Thursday, January 8, 2015

Champions have Big Hearts

Size matters in matters of the heart of an elite horse athlete.   

Taking a sample of 34 Arabian horses, 23 of them highly successful in endurance competitions, researchers at the University of Pennsylvania used an echocardiograph to measure the horses' hearts.

The star jock horses had larger left ventricles.  A bigger heart offers an advantage to the horse -more blood is being pumped into the muscles during exertion.

Other studies have shown similar findings in Thoroughbred and Standardbred racehorses. 

What researchers are wondering now involves the old nature vs. nurture question.  Were the big hearted horses that became great athletes born that way, or did their hearts get bigger thanks to lots of cardio exercise? 

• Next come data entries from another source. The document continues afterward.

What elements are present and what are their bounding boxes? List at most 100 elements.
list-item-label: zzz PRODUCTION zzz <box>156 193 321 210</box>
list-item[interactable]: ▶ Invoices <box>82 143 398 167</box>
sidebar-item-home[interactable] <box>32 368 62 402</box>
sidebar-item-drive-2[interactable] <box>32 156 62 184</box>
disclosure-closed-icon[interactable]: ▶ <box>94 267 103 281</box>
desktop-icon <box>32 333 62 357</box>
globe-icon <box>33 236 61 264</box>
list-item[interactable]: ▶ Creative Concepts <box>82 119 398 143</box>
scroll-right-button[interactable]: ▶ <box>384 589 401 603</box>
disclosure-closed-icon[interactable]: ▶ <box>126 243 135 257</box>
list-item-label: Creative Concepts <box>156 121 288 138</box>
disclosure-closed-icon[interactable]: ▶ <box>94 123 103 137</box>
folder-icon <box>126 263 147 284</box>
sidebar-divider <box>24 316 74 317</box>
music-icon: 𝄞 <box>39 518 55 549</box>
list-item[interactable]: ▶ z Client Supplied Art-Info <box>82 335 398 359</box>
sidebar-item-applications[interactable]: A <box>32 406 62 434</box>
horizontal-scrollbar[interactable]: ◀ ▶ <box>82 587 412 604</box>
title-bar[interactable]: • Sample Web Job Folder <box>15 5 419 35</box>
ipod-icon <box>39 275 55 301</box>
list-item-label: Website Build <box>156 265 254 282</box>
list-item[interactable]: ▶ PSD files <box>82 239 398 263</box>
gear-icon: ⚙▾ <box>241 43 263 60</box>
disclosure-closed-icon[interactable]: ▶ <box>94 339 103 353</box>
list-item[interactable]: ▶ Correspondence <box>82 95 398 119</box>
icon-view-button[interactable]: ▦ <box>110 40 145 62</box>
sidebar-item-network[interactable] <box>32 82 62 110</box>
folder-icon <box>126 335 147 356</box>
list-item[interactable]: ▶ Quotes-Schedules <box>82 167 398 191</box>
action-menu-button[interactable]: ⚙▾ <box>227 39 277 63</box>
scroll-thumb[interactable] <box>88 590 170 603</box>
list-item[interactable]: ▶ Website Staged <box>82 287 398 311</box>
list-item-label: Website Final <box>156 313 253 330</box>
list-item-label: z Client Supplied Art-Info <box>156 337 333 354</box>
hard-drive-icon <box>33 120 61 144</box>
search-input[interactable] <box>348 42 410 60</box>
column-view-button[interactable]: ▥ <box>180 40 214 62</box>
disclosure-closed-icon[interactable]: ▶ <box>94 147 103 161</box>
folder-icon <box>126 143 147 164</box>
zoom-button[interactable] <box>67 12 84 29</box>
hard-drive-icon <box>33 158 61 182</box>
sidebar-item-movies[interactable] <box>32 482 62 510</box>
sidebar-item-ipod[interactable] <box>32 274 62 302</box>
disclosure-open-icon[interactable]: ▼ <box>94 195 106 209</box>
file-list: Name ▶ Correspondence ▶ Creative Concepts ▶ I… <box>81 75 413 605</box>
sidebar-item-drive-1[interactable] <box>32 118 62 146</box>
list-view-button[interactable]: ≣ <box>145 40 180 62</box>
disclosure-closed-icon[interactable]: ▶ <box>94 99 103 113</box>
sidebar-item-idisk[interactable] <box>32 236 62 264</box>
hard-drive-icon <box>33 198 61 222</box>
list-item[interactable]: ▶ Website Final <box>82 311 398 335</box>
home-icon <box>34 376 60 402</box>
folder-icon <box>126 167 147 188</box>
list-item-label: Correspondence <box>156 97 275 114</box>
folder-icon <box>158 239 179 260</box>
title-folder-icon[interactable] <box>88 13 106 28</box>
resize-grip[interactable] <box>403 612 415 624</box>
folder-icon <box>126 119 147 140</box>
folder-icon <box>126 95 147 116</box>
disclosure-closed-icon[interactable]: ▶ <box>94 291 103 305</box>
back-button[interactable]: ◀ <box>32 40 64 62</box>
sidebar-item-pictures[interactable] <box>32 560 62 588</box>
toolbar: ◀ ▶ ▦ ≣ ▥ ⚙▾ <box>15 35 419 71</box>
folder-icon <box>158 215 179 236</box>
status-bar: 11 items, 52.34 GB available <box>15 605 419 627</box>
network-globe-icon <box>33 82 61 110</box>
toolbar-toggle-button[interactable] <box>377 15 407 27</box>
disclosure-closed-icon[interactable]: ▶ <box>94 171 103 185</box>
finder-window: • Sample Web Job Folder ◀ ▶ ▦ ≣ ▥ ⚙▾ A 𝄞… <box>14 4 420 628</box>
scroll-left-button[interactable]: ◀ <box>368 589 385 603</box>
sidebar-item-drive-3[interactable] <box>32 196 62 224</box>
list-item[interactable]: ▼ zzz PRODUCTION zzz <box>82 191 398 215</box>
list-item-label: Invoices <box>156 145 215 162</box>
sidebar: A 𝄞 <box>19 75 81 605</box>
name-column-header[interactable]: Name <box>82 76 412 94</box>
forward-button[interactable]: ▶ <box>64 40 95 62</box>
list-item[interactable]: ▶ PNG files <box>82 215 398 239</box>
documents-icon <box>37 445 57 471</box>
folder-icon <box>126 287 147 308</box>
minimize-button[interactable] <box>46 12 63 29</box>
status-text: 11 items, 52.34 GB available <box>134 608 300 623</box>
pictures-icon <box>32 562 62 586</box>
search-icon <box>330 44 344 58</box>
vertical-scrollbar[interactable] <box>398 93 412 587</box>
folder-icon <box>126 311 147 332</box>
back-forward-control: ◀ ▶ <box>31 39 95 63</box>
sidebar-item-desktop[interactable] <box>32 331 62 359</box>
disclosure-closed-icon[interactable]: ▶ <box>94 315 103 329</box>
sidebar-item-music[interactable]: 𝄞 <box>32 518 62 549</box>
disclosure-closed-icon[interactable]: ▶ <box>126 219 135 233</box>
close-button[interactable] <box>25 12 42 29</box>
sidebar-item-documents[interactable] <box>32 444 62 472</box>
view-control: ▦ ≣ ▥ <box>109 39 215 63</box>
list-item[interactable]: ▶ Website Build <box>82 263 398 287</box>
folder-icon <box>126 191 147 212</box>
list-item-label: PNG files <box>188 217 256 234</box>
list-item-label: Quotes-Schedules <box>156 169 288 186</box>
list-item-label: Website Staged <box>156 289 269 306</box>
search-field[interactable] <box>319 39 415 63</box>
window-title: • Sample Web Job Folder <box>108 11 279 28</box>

More testing is necessary.  It will be difficult to conduct these tests.  Many many horse hearts will have to be measured before and after they become (or don't become) successful competitors.  Not only that, many horses begin extensive training before they are fully grown.  A not fully grown horse probably does not have a fully grown heart.



Still, it is a question to run with.


5 comments:

  1. Secretariat had a huge heart--though not defective in any way. It was a genetic trait passed down from an historic racehorse, Eclipse, who passed away in 1789. It was estimated that Secretariat's heart weighed 22 pounds (the average is about 7 pounds).